Express also needs some configuration, like telling it to use cookies:

app.use(express.cookieParser());
app.use(express.bodyParser());

and persist sessions among requests. This may be achieved in a number of ways. I tried persisting sessions in MongoDb,

app.use(express.session({
  secret: "Secret",
  maxAge: new Date(Date.now() + 3600000),
  store: new MongoStore(
    {
      db: mongoose.connection.db
    },
    function(error) {
      console.log(error || "connect-mongodb setup ok");
    })
  })
);

which I ended up not using, because I felt it slow (due to my hosted MongoDB from MongoLab).
What I ended up using is the plain old cookie store:

app.use(express.cookieSession({
    secret: "Secret",
    cookie: {
      maxAge: 1000*60*60
    }
  })
);

Express also needs these:

app.use(passport.initialize());
app.use(passport.session());

The last thing I did here is pass the initialized passport to the routing:

require("./application/routes") (app, passport);

My routing looks like this:

module.exports = function(app, passport) {
  "use strict";
  var publicController = require("../application/controllers/public") (passport),
    apiController = require("../application/controllers/api") (app),
    auth = require("../application/auth") (app);

  app.get("/auth/facebook/", passport.authenticate("facebook", {
    scope : "email, user_about_me"
  }));

  app.get("/auth/facebook/callback", passport.authenticate("facebook", {
    successRedirect: "/dashboard/",
    failureRedirect: "/connect/"
  }));

  app.get("/dashboard/", auth.isAuthenticated , function(req, res){
    publicController.render(req, res);
  });
	
  app.get("*", publicController.render);
};

The content in my page is handled by one method, which renders looks based on the config file, which cotains the views connected to urls. This way it is fairly easy to display anything.
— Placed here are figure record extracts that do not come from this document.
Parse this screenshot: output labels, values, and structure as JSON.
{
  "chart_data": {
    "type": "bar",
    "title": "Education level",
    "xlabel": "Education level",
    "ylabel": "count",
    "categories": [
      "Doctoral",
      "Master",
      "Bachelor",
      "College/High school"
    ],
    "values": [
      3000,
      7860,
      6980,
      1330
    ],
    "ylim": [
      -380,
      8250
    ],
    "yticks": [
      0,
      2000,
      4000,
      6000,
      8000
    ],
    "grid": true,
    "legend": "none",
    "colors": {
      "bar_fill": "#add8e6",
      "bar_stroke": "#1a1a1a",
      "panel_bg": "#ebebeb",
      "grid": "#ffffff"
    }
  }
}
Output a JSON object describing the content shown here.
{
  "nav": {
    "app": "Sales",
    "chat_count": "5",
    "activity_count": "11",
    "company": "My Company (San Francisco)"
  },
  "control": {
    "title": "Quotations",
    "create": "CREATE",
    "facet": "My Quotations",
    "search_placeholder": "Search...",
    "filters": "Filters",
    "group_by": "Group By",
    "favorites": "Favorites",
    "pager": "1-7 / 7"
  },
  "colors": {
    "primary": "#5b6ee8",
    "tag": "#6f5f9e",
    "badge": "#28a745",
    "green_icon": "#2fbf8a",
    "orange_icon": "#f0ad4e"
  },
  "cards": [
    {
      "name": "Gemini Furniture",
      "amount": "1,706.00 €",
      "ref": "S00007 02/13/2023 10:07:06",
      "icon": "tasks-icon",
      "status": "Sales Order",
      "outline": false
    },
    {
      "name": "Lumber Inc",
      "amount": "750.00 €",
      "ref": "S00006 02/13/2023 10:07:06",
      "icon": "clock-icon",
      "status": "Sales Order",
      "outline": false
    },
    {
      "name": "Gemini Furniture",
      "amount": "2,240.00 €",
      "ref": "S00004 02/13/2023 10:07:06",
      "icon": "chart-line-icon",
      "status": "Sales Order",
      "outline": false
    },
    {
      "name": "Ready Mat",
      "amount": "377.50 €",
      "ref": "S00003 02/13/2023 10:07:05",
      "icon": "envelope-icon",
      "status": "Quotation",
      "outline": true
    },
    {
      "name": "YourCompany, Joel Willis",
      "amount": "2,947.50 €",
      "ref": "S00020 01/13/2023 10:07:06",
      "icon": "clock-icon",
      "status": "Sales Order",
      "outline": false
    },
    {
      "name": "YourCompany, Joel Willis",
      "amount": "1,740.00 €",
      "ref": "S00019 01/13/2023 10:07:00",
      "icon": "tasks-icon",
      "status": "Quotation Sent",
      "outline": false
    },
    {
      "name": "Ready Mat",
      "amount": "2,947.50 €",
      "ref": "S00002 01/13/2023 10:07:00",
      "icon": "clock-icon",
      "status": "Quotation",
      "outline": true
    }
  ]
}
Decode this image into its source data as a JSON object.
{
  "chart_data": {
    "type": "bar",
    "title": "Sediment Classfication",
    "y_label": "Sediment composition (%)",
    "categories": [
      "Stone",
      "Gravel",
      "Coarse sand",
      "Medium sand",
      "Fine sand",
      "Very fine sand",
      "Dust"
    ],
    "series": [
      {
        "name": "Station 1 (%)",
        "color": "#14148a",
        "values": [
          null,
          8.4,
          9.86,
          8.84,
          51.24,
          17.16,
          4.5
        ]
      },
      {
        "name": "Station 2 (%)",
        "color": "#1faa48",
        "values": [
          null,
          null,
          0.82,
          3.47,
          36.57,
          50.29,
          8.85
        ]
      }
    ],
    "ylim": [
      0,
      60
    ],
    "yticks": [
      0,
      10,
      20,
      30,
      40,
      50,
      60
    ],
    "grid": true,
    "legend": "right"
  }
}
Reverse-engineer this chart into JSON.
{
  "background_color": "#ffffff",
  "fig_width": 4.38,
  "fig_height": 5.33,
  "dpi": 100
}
Currently I have only one url which has to authenticated, that is the dashboard. You can see that I check the auth state right before I render the dashboard. The isAuthenticated method that checks all this, is in the auth.js file:

module.exports = function () {
  "use strict";
  return auth;
};

auth.isAuthenticated = function (req, res, next) {
  "use strict";
  if (req.isAuthenticated()) {
    next();
  } else {
    res.redirect("/connect/");
  }
};

and redirects the user to the connect page, if not logged in.